The story is also tragic in that it describes the plight of a family that failed to plan for the future. It is tragic in that one can infer, falsely, that the Maryland Vending Program for the Blind is heartless.
The Maryland Vending Program for the Blind is an opportunity program for blind men and women who have qualified for licensing by the state. The program is administered by the Division of Rehabilitation Services.
It was an excellent program for the opportunities it provided Lou Hanes. It is an excellent opportunity program for me and my fellow blind vendors. It affords us the opportunity to work and support our families and to pursue the "American dream" . . .
In each of the approximately 85 vending facilities managed by blind vendors, an operating agreement is signed by the manager and the Maryland Vending Program for the Blind.
This agreement includes provisions that all "right, title and interest" in the facility is retained by the Maryland Vending Program for the Blind.
Regardless of how much a given blind vendor might increase the enterprise, when that blind vendor leaves the facility by transfer, resignation, retirement or death, the facility reverts to the Maryland Vending Program for the Blind for reassignment to another qualified blind vendor.
Unfortunately, circumstances and the article pit the interests of Betty Hanes against the interests of the blind men and women in the Maryland Vending Program and those who will follow.
Betty Hanes needs a job, and she is worried about her future. So, too, are blind Marylanders for whom the Randolph Sheppard Vending Program exists. The Evening Sun article places our sympathy and concern in the camp of Betty Hanes . . .
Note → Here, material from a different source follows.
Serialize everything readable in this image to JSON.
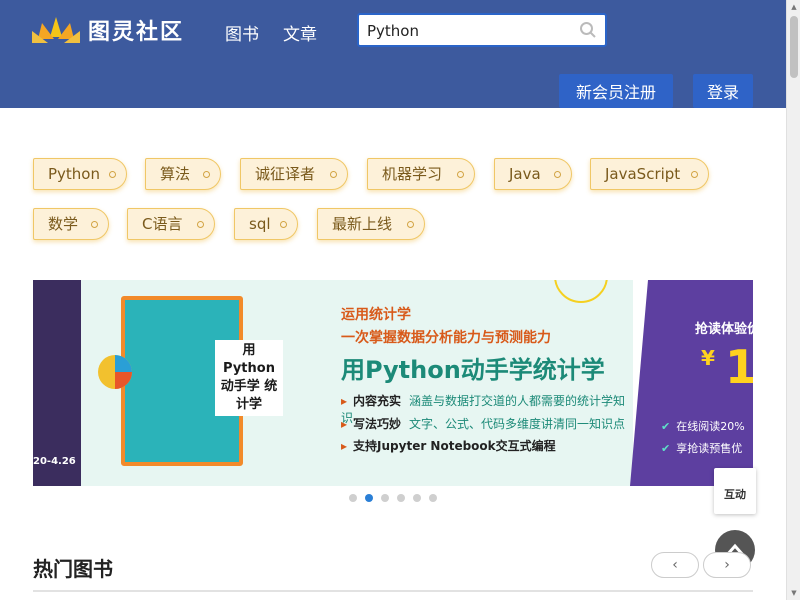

It is not possible to know whether Betty Hanes and the other five employees will be retained by the incoming blind manager or not.
Blind vendors, like other successful business people, are anxious to employ talented, qualified people when they are available.
It would be most unusual to ignore the availability of a qualified staff.
However, that decision rests not with the state and not even with Baltimore County . . .
The writer is the chairman of the Maryland Committee of Blind Vendors.